Dalle pagine del Sole 24 Ore di oggi, Luca Ricolfi, per illustrare lo stato dell'arte socio economica nostrana, ripropone un'ammuffita schematizzazione coniata, pare, da Alberto Asor Rosa nel 1977, su quante siano le società che in Italia convivono, si contrappongono e si scontrano.
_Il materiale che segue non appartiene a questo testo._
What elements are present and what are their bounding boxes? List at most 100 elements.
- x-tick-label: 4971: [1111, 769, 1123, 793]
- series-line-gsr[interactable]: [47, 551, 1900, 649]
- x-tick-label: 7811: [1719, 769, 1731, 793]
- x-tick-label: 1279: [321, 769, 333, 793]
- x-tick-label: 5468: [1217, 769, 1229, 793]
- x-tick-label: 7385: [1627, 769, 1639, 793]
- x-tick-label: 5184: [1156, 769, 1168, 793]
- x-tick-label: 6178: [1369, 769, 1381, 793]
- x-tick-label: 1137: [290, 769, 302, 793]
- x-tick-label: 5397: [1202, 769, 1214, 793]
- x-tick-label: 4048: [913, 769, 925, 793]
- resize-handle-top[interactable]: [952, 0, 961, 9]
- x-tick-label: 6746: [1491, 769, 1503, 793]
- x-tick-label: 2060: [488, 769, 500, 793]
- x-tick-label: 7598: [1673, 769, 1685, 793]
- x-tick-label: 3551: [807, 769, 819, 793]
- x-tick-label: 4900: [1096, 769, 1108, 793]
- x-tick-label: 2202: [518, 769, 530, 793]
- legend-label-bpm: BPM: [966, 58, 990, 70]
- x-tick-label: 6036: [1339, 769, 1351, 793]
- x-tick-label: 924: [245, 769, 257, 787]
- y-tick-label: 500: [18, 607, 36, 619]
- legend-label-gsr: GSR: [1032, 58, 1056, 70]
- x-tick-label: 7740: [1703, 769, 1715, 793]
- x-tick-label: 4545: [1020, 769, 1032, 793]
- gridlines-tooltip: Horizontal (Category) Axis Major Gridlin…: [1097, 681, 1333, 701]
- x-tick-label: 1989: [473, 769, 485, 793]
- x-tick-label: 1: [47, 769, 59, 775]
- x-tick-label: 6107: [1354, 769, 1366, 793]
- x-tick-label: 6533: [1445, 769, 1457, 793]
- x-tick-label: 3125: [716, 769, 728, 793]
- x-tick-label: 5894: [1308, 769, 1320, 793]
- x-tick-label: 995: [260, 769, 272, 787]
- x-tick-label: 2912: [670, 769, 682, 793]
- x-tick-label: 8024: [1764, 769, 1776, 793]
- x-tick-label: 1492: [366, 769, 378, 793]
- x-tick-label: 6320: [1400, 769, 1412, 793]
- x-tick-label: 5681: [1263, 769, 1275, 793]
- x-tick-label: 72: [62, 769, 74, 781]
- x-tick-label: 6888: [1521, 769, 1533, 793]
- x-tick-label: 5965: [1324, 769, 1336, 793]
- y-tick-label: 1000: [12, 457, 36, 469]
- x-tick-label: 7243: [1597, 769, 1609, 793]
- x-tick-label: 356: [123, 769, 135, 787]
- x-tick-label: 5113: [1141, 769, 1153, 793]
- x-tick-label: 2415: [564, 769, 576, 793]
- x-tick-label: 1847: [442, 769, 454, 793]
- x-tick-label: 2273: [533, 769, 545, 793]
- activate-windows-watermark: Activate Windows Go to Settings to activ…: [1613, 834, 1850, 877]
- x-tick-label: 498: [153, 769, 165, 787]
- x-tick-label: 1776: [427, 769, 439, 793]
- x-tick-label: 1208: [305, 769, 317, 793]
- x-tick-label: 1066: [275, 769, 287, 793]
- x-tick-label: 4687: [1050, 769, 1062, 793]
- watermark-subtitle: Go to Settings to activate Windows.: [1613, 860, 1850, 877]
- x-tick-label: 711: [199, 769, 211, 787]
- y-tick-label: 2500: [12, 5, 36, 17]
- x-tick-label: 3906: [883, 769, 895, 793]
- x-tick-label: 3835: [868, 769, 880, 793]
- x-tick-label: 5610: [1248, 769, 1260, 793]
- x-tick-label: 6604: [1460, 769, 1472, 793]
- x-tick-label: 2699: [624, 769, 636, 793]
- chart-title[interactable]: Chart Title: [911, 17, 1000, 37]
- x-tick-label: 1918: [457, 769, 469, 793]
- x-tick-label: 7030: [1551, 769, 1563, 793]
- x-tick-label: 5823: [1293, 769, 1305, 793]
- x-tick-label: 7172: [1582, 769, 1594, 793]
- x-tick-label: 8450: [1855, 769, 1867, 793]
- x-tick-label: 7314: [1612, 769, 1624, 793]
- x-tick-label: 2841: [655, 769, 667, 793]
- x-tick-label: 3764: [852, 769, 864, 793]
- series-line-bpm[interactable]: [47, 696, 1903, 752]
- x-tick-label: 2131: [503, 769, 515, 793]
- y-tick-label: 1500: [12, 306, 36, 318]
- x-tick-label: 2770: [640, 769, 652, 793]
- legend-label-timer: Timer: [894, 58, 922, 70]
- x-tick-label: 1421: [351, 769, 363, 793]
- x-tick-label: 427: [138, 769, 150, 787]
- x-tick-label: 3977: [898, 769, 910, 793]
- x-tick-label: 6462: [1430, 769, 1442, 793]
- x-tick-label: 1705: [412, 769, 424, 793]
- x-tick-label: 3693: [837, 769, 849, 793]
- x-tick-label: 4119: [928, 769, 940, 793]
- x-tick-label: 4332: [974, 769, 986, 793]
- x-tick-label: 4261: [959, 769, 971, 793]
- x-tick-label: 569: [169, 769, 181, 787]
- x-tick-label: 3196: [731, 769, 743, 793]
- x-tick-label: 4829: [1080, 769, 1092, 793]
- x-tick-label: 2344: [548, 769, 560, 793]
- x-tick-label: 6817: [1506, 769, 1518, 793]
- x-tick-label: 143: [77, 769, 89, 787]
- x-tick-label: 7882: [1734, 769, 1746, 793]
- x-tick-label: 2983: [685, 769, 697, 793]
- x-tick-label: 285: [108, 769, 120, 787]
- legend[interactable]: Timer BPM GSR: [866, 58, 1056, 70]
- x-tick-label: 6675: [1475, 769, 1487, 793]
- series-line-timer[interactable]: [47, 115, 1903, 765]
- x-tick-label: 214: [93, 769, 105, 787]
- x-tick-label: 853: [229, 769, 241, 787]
Se una volta si parlava di due società (la società dei lavoratori «difesi e garantiti dal sindacato e dal Partito Comunista» e «il mondo variegato degli esclusi» - privo di rappresentanza organizzata), oggi invece, scrive Ricolfi,
«penso sia venuto il momento di prendere atto che, nell'Italia come è diventata in questi anni, di società non ne convivono due ma tre. C'è la Prima società, o società delle garanzie, fatta di dipendenti pubblici inamovibili e di occupati nelle grandi fabbriche, tutelati dai sindacati e dagli ammortizzatori sociali. C'è la Seconda società, o società del rischio, fatta di partite Iva, artigiani, piccoli imprenditori e loro dipendenti più o meno precari, accomunati dalla esposizione alle turbolenze e ai capricci del mercato. E c'è la Terza società, o società degli esclusi, fatta di lavoratori in nero (spesso immigrati), disoccupati che cercano attivamente un'occupazione, lavoratori scoraggiati che il lavoro non lo cercano solo perché hanno perso la speranza di trovarlo.»
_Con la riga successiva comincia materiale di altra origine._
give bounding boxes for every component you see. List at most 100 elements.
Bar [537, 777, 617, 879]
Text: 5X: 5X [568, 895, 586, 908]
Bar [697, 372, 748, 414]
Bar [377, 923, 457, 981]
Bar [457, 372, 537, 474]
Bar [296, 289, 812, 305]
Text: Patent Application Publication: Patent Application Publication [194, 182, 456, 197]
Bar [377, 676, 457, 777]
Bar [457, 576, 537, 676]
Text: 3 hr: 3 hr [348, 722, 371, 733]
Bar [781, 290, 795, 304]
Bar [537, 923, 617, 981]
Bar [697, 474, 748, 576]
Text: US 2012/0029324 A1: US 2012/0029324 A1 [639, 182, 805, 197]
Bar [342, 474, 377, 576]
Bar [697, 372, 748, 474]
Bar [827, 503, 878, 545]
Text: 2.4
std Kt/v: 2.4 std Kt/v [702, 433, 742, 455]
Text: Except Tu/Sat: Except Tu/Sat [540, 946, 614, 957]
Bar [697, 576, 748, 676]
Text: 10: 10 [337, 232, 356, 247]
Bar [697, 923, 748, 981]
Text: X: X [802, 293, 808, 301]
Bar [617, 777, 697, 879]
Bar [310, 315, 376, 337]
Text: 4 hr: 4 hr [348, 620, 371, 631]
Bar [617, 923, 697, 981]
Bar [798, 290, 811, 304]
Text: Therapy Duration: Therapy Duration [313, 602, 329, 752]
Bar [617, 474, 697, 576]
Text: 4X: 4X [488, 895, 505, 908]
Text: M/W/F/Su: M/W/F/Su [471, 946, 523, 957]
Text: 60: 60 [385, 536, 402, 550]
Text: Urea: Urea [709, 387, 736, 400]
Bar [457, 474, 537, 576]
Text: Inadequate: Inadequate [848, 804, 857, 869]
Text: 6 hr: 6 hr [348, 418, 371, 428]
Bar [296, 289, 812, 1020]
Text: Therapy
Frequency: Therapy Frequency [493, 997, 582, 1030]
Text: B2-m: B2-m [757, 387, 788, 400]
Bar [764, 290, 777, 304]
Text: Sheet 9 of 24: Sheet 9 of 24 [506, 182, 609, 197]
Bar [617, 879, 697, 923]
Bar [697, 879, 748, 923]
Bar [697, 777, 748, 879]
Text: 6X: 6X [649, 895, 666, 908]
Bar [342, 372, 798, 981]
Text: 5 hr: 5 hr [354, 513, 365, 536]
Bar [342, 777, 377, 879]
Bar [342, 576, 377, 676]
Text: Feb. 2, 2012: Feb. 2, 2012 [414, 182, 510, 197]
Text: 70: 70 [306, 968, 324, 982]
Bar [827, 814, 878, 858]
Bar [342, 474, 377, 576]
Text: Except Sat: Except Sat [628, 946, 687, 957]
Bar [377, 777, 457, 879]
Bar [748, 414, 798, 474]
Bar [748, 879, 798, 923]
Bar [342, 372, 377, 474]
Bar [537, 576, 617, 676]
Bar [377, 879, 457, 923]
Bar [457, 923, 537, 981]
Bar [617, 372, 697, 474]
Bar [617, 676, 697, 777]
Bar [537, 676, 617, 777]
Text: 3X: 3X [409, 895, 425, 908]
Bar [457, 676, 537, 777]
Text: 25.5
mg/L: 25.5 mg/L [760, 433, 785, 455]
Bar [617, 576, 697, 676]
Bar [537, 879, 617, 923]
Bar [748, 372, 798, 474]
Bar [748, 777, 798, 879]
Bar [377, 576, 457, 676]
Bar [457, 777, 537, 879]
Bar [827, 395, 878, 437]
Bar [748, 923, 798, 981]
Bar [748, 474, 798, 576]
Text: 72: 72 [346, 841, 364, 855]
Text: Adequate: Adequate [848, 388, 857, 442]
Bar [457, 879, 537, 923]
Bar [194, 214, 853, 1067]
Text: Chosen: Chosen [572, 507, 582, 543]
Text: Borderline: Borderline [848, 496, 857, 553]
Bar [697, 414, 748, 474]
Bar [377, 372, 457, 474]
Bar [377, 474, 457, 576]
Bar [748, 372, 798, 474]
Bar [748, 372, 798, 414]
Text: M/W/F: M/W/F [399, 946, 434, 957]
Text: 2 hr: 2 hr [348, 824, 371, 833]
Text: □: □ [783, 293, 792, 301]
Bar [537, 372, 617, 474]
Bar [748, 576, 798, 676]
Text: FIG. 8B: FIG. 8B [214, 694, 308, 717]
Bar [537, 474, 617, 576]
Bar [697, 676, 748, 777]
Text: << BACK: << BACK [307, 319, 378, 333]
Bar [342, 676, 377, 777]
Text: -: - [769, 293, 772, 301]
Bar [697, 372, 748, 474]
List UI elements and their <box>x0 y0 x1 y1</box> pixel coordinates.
Prendiamo atto che, nella società italiana così ripartita, ci sono gruppi sociali che non ne fanno parte e che quindi, a giusto titolo, si potrebbero considerare a-sociali a tutti gli effetti. E che tipo di società sarebbe? Facile: la società dei padroni, tipo quelli che sono iscritti a Confindustria. Una società hors catégorie, talmente superna da non venir neanche considerata.
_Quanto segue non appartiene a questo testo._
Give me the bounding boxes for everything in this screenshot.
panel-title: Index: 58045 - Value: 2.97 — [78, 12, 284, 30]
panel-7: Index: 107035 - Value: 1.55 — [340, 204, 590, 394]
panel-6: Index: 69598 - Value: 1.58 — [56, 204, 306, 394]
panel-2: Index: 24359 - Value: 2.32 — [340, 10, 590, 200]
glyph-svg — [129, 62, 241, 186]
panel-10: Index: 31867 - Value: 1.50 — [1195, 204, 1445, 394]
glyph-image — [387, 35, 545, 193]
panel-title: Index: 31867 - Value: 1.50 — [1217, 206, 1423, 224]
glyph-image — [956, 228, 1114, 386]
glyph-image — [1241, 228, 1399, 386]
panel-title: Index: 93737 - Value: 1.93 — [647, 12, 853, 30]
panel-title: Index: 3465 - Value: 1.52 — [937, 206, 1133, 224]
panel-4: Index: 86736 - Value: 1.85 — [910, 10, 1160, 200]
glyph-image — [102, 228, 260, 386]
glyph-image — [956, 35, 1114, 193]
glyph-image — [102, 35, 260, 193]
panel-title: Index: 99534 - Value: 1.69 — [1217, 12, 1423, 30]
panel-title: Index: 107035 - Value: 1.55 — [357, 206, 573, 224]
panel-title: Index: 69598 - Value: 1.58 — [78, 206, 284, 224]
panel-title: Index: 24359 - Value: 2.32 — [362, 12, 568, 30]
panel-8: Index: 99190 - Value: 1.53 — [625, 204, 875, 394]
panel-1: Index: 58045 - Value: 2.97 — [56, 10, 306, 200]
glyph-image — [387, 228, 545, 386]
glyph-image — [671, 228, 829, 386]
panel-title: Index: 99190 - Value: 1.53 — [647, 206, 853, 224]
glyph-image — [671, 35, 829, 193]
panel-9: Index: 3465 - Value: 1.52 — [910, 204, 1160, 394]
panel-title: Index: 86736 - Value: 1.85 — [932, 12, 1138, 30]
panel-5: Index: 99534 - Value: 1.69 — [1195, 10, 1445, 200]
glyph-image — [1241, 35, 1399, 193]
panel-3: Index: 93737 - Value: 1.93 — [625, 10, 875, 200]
Che analisti acuti che abbiamo oggi in Italia: le classi sociali non esistono più, esistono società impermeabili e riottose che litigano, come gatti randagi, la poca trippa rimasta. Naturalmente, i più prepotenti e colpevoli sono quelli che appartengono alla Prima società, i papponi che non fanno un cazzo dalla mattina alla sera e ricevono lo stipendio (tipo io e la tu' moglie, Ricolfi, nevvero? Ah, ma lei forse, essendo altresì un'affermata scrittrice pubblicista, emette fattura e allora si salva?): è chiaro come il sole (durante l'eclissi) che è questa la società che più va colpita e tartassata per risollevare le sorti del paese. Poi c'è la Seconda società fatta di laboriosi imprenditori e dipendenti disposti a sacrificare interi sabati ai loro principali pur di garantire produzione o servizi. Infine c'è la Terza società, la società degli ultimi, dei senza nome, gli scureggiati, i manigoldi, gli avanzi di galera.
Proprio stasera, passeggiando per strada, due conoscenti, marito e moglie, lui rappresentante di accessori per la falegnameria e lei impiegata comunale, si sfanculavano incolpandosi a vicenda su chi fosse il responsabile della crisi economica generale; poi è arrivato il figlio trentenne, disoccupato, e preso da un forte desiderio di restare orfano, gli ha lanciato contro una molotov.
Curiosità: ma uno come Ricolfi, in quale tipo società si può mettere?
«Fatece largo che passamo noi...»
1 commento:
da notare che in queste ripartizioni a bischero, in due o tre classi sociali, manca sempre la classe sociale per eccellenza: quella che non ha bisogno dei sindacati e delle tutele legali, quella che nutre una naturale idiosincrasia per tutto ciò che è pubblico, quella che ha bisogno invece dei disoccupati e non garantiti per tenere bassi i salari e lucrare su queste situazioni. e ha bisogno di fomentare quest'ultimo ceto sociale di sfruttati dell'ultimo gradino per revocare diritti e tutele ai "privilegiati" che se la spassano un gradito più su. di modo da allargare la platea dei non garantiti e dei disoccupati, dei reietti.
ecco dunque a cosa servono gli "intellettuali", a scavare la fossa a chi ancora riesce a barcamenarsi, sono costoro, i garantiti, che sfruttano le situazioni, queste canaglie di pubblici dipendenti e operai a tempo indeterminato (ma passibili di licenziamento, ora).
da quanti decenni va avanti questo gioco? a vantaggio di chi? la classe media è stata distrutta, ma vi sono ancora delle sacche di resistenza che vanno annientate. forza allora, completiamo
il lavoro per il quale siamo pagati.